Bugüne kadar yazdığım yazılara gelen olumlu-olumsuz eleştirilere, tepkilere, okur yorumlarına cevap yetiştirmeye hiç kalkışmadım; yalanı yanlışı düzeltmeye bile girişmedim. Varsın yazsınlar, varsın söylesinler; olmayan incilerim dökülmez ya...Övgülerden mahcubiyet duydum hak etmediğimi düşünerek, yergiler üzerinde düşündüm haklılık payları var mı diye... İlk kez, T24’te yayımlanan “Yetmez Ama Evet, Yetti Artık Hayır” yazısına gelen okur tepkileri üzerine açıklama yapma ihtiyacı hissettim. Nedeni basit: Bence önemli bir konuda temel bir anlama, algılama hatası olmuş. Bunda benim anlatamama payım var mı diye yazıya döndüm, cümleler o kadar açık ve netti ki, sorunun benden kaynaklanmadığını düşündüm.
Uzatmadan ve dikkat çeksin diye siyah harflerle yazayım: Dünkü yazı, kimi okurların yakıştırdığı biçimiyle, ne açık ne de kapalı bir özeleştiri yazısıydı. Aksine, 12 Eylül referandumunda evet derken, önümüze getirilen anayasa değişikliklerinin, o günün koşullarında vesayet ve darbe rejiminde gedikler açacağını düşündüğümü, bugün olsa yine aynı şekilde davranacağımı söyleyen bir yazıydı. Ve yazının bütünlüğü içinde bu konu sadece bir örnekten ibaretti. Gerektiğinde, “yanlış yapmışım” demekten, özeleştiri yapmaktan hiç yüksünmem. Bundan kaçınanlar, kendilerine güveni olmayanlardır. Yazıyı yazarken, “Bu bir özeleştiri değildir” türünden bir cümle eklemeyi düşünmüştüm ama, “sen okuduğunu anlamıyorsun” anlamına çekilir, okura saygısızlık olur diye vazgeçtim. Demek ki gerekiyormuş.

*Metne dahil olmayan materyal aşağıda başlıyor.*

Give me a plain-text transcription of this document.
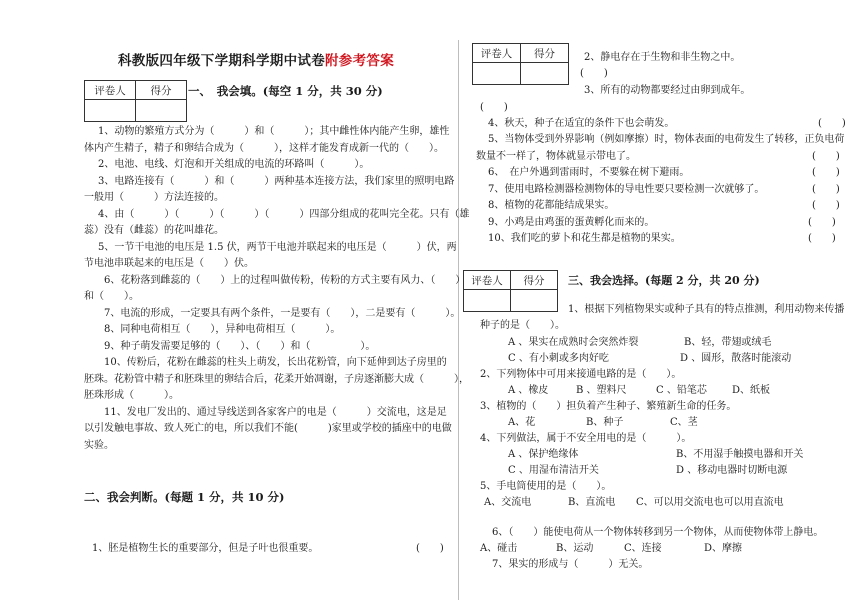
科教版四年级下学期科学期中试卷附参考答案
评卷人	得分
	一、　我会填。(每空 1 分，共 30 分)
1、动物的繁殖方式分为（　　　）和（　　　）；其中雌性体内能产生卵，雄性
体内产生精子，精子和卵结合成为（　　　），这样才能发育成新一代的（　　）。
2、电池、电线、灯泡和开关组成的电流的环路叫（　　　）。
3、电路连接有（　　　）和（　　　）两种基本连接方法，我们家里的照明电路
一般用（　　　）方法连接的。
4、由（　　　）（　　　）（　　　）（　　　）四部分组成的花叫完全花。只有（雄
蕊）没有（雌蕊）的花叫雄花。
5、一节干电池的电压是 1.5 伏，两节干电池并联起来的电压是（　　　）伏，两
节电池串联起来的电压是（　　）伏。
6、花粉落到雌蕊的（　　）上的过程叫做传粉，传粉的方式主要有风力、（　　）
和（　　）。
7、电流的形成，一定要具有两个条件，一是要有（　　），二是要有（　　　）。
8、同种电荷相互（　　），异种电荷相互（　　　）。
9、种子萌发需要足够的（　　）、（　　）和（　　　　　）。
10、传粉后，花粉在雌蕊的柱头上萌发，长出花粉管，向下延伸到达子房里的
胚珠。花粉管中精子和胚珠里的卵结合后，花柔开始凋谢，子房逐渐膨大成（　　　），
胚珠形成（　　　）。
11、发电厂发出的、通过导线送到各家客户的电是（　　　）交流电，这是足
以引发触电事故、致人死亡的电，所以我们不能(　　　)家里或学校的插座中的电做
实验。
二、我会判断。(每题 1 分，共 10 分)
1、胚是植物生长的重要部分，但是子叶也很重要。	(　　)
评卷人	得分
		2、静电存在于生物和非生物之中。
(　　)
3、所有的动物都要经过由卵到成年。
(　　)
4、秋天，种子在适宜的条件下也会萌发。	(　　)
5、当物体受到外界影响（例如摩擦）时，物体表面的电荷发生了转移，正负电荷
数量不一样了，物体就显示带电了。	(　　)
6、　在户外遇到雷雨时，不要躲在树下避雨。	(　　)
7、使用电路检测器检测物体的导电性要只要检测一次就够了。	(　　)
8、植物的花都能结成果实。	(　　)
9、小鸡是由鸡蛋的蛋黄孵化而来的。	(　　)
10、我们吃的萝卜和花生都是植物的果实。	(　　)
评卷人	得分
	三、我会选择。(每题 2 分，共 20 分)
1、根据下列植物果实或种子具有的特点推测，利用动物来传播
种子的是（　　）。
A 、果实在成熟时会突然炸裂	B、轻，带翅或绒毛
C 、有小刺或多肉好吃	D 、圆形，散落时能滚动
2、下列物体中可用来接通电路的是（　　）。
A 、橡皮	B 、塑料尺	C 、铅笔芯	D、纸板
3、植物的（　　）担负着产生种子、繁殖新生命的任务。
A、花	B、种子	C、茎
4、下列做法，属于不安全用电的是（　　　）。
A 、保护绝缘体	B、不用湿手触摸电器和开关
C 、用湿布清洁开关	D 、移动电器时切断电源
5、手电筒使用的是（　　）。
A、交流电	B、直流电 C、可以用交流电也可以用直流电
6、（　　）能使电荷从一个物体转移到另一个物体，从而使物体带上静电。
A、碰击	B、运动	C、连接	D、摩擦
7、果实的形成与（　　　）无关。
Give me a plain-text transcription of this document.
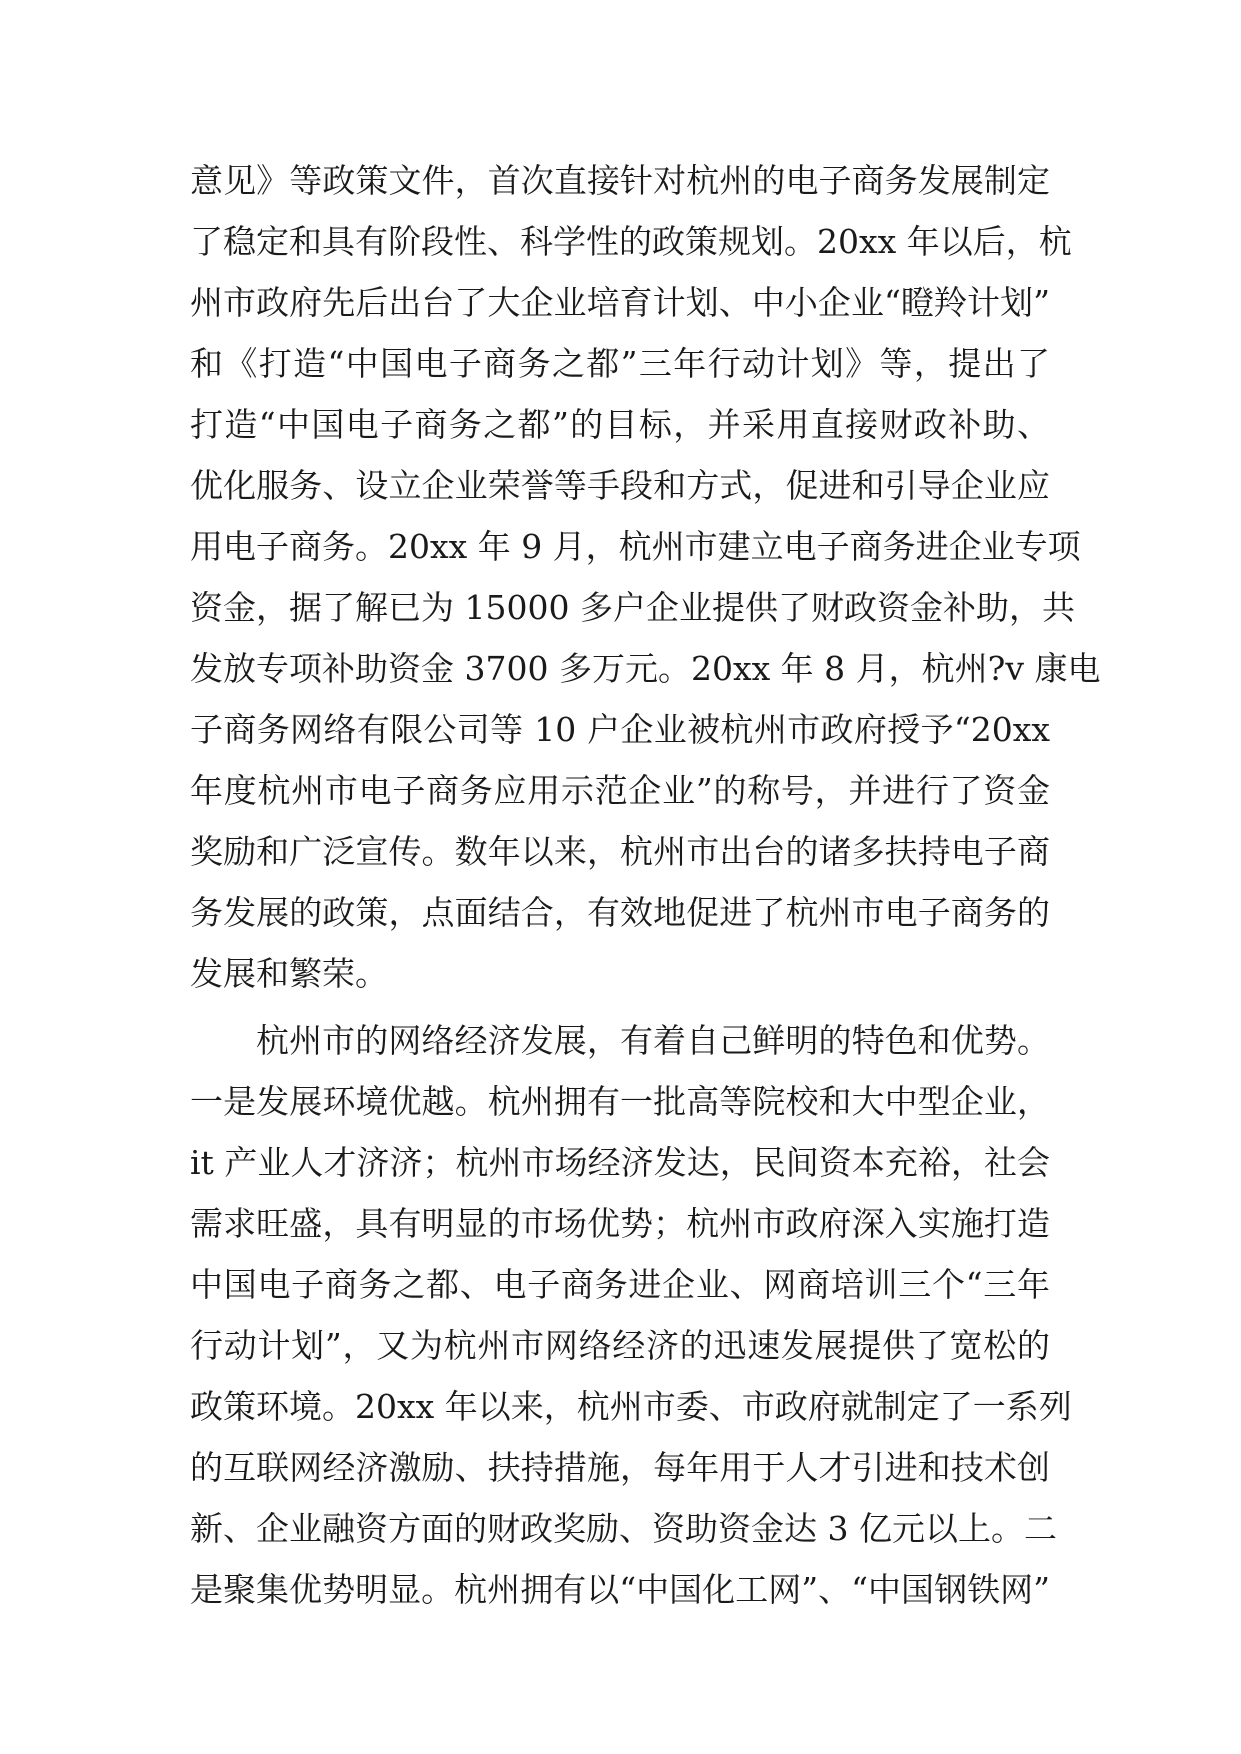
意见》等政策文件，首次直接针对杭州的电子商务发展制定
了稳定和具有阶段性、科学性的政策规划。20xx 年以后，杭
州市政府先后出台了大企业培育计划、中小企业“瞪羚计划”
和《打造“中国电子商务之都”三年行动计划》等，提出了
打造“中国电子商务之都”的目标，并采用直接财政补助、
优化服务、设立企业荣誉等手段和方式，促进和引导企业应
用电子商务。20xx 年 9 月，杭州市建立电子商务进企业专项
资金，据了解已为 15000 多户企业提供了财政资金补助，共
发放专项补助资金 3700 多万元。20xx 年 8 月，杭州?v 康电
子商务网络有限公司等 10 户企业被杭州市政府授予“20xx
年度杭州市电子商务应用示范企业”的称号，并进行了资金
奖励和广泛宣传。数年以来，杭州市出台的诸多扶持电子商
务发展的政策，点面结合，有效地促进了杭州市电子商务的
发展和繁荣。
杭州市的网络经济发展，有着自己鲜明的特色和优势。
一是发展环境优越。杭州拥有一批高等院校和大中型企业，
it 产业人才济济；杭州市场经济发达，民间资本充裕，社会
需求旺盛，具有明显的市场优势；杭州市政府深入实施打造
中国电子商务之都、电子商务进企业、网商培训三个“三年
行动计划”，又为杭州市网络经济的迅速发展提供了宽松的
政策环境。20xx 年以来，杭州市委、市政府就制定了一系列
的互联网经济激励、扶持措施，每年用于人才引进和技术创
新、企业融资方面的财政奖励、资助资金达 3 亿元以上。二
是聚集优势明显。杭州拥有以“中国化工网”、“中国钢铁网”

Anlaşılan, yazı biraz da uzun olduğu için kimileri sadece başlığı okumakla yetinip döşenmişler ve kafalarında ne varsa onu yazmışlar. Affınıza sığınarak, anlatmaya çalıştığım özetle şuydu: Bana göre doğru ve iyi olanı kimden, nereden geldiğine bakmadan, kendi takımımdan mı, rakip takımdan mı önerildiğine aldırmadan desteklerim, evet derim. Aksine, yine bana göre yanlış ve kötü olanı da, babamın oğlundan ya da kendi takımımdan gelse bile hayır diyerek reddederim. Söz konusu yazı, bunun çeşitli örnekleriyle doluydu.

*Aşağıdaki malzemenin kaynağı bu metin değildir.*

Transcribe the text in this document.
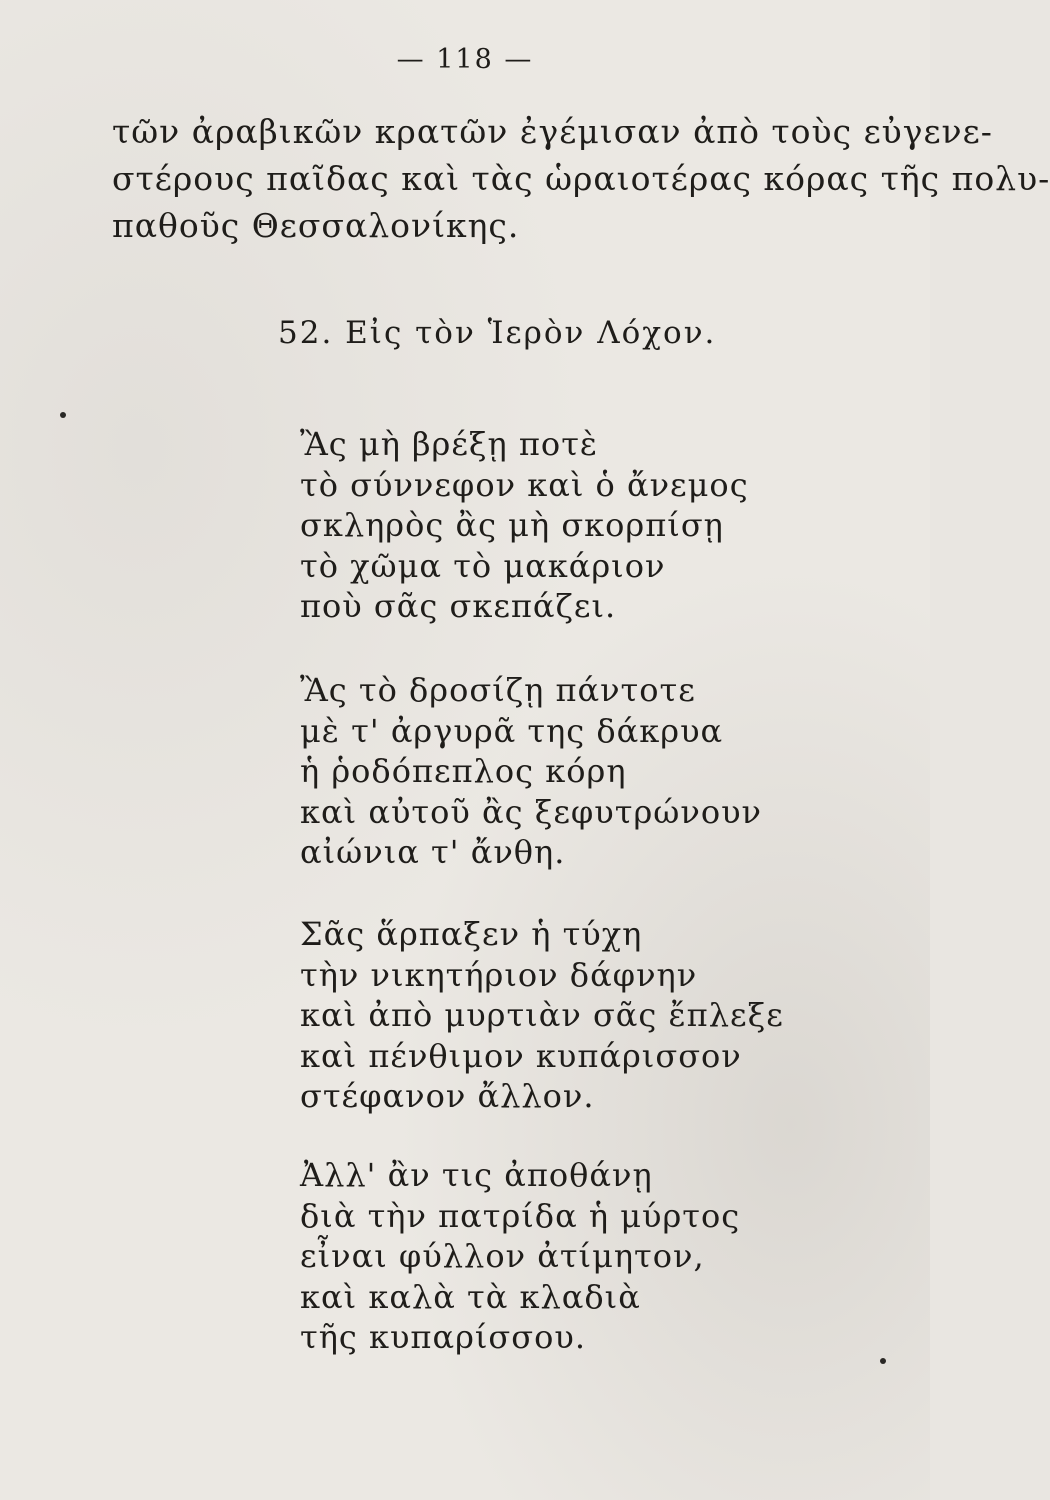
— 118 —
τῶν ἀραβικῶν κρατῶν ἐγέμισαν ἀπὸ τοὺς εὐγενε-
στέρους παῖδας καὶ τὰς ὡραιοτέρας κόρας τῆς πολυ-
παθοῦς Θεσσαλονίκης.
52. Εἰς τὸν Ἱερὸν Λόχον.
Ἂς μὴ βρέξῃ ποτὲ
τὸ σύννεφον καὶ ὁ ἄνεμος
σκληρὸς ἂς μὴ σκορπίσῃ
τὸ χῶμα τὸ μακάριον
ποὺ σᾶς σκεπάζει.
Ἂς τὸ δροσίζῃ πάντοτε
μὲ τ' ἀργυρᾶ της δάκρυα
ἡ ῥοδόπεπλος κόρη
καὶ αὐτοῦ ἂς ξεφυτρώνουν
αἰώνια τ' ἄνθη.
Σᾶς ἅρπαξεν ἡ τύχη
τὴν νικητήριον δάφνην
καὶ ἀπὸ μυρτιὰν σᾶς ἔπλεξε
καὶ πένθιμον κυπάρισσον
στέφανον ἄλλον.
Ἀλλ' ἂν τις ἀποθάνῃ
διὰ τὴν πατρίδα ἡ μύρτος
εἶναι φύλλον ἀτίμητον,
καὶ καλὰ τὰ κλαδιὰ
τῆς κυπαρίσσου.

Benim doğrularımın, iyilerimin mutlak olduğunu hiç iddia etmiyorum. Doğrunun, iyinin tekelinin bende, sizde, hele de iktidarda olduğunu düşünmüyorum. Ben böyle düşünüyorum ve iyi’nin menşe şahadetnamesini sormuyorum, diyorum. Bu kadar basit ve yalın.

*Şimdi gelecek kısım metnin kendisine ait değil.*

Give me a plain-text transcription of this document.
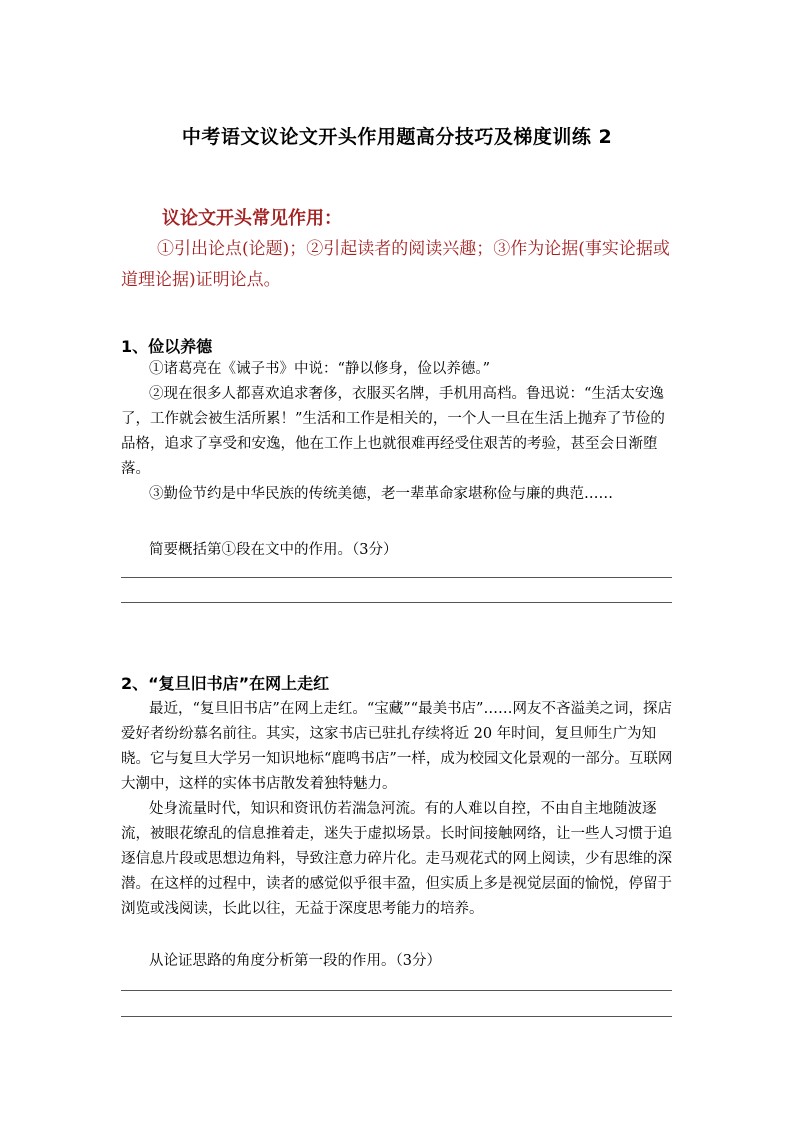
中考语文议论文开头作用题高分技巧及梯度训练 2
议论文开头常见作用：
①引出论点(论题)；②引起读者的阅读兴趣；③作为论据(事实论据或道理论据)证明论点。
1、俭以养德

①诸葛亮在《诫子书》中说：“静以修身，俭以养德。”

②现在很多人都喜欢追求奢侈，衣服买名牌，手机用高档。鲁迅说：“生活太安逸了，工作就会被生活所累！”生活和工作是相关的，一个人一旦在生活上抛弃了节俭的品格，追求了享受和安逸，他在工作上也就很难再经受住艰苦的考验，甚至会日渐堕落。

③勤俭节约是中华民族的传统美德，老一辈革命家堪称俭与廉的典范……

简要概括第①段在文中的作用。（3分）
2、“复旦旧书店”在网上走红

最近，“复旦旧书店”在网上走红。“宝藏”“最美书店”……网友不吝溢美之词，探店爱好者纷纷慕名前往。其实，这家书店已驻扎存续将近 20 年时间，复旦师生广为知晓。它与复旦大学另一知识地标“鹿鸣书店”一样，成为校园文化景观的一部分。互联网大潮中，这样的实体书店散发着独特魅力。

处身流量时代，知识和资讯仿若湍急河流。有的人难以自控，不由自主地随波逐流，被眼花缭乱的信息推着走，迷失于虚拟场景。长时间接触网络，让一些人习惯于追逐信息片段或思想边角料，导致注意力碎片化。走马观花式的网上阅读，少有思维的深潜。在这样的过程中，读者的感觉似乎很丰盈，但实质上多是视觉层面的愉悦，停留于浏览或浅阅读，长此以往，无益于深度思考能力的培养。

从论证思路的角度分析第一段的作用。（3分）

Son bir söz: Konuşma, birbirimizi anlama, uzlaşma kültüründen neden bu kadar uzağız? Farklı düşünceyi anlamak, tartışmak yerine neden öfkeyle saldırma, aşağılama, itibarsızlaştırma yolunu tercih ediyoruz? Böyle yapınca, mesela Tayyip Erdoğan’ın siyaset yapma tarzından ve üslubundan ne farkımız kalıyor?
Benimki bir tarzı siyaset, bir siyasal tutum ve etik önerisiydi. Beğenene...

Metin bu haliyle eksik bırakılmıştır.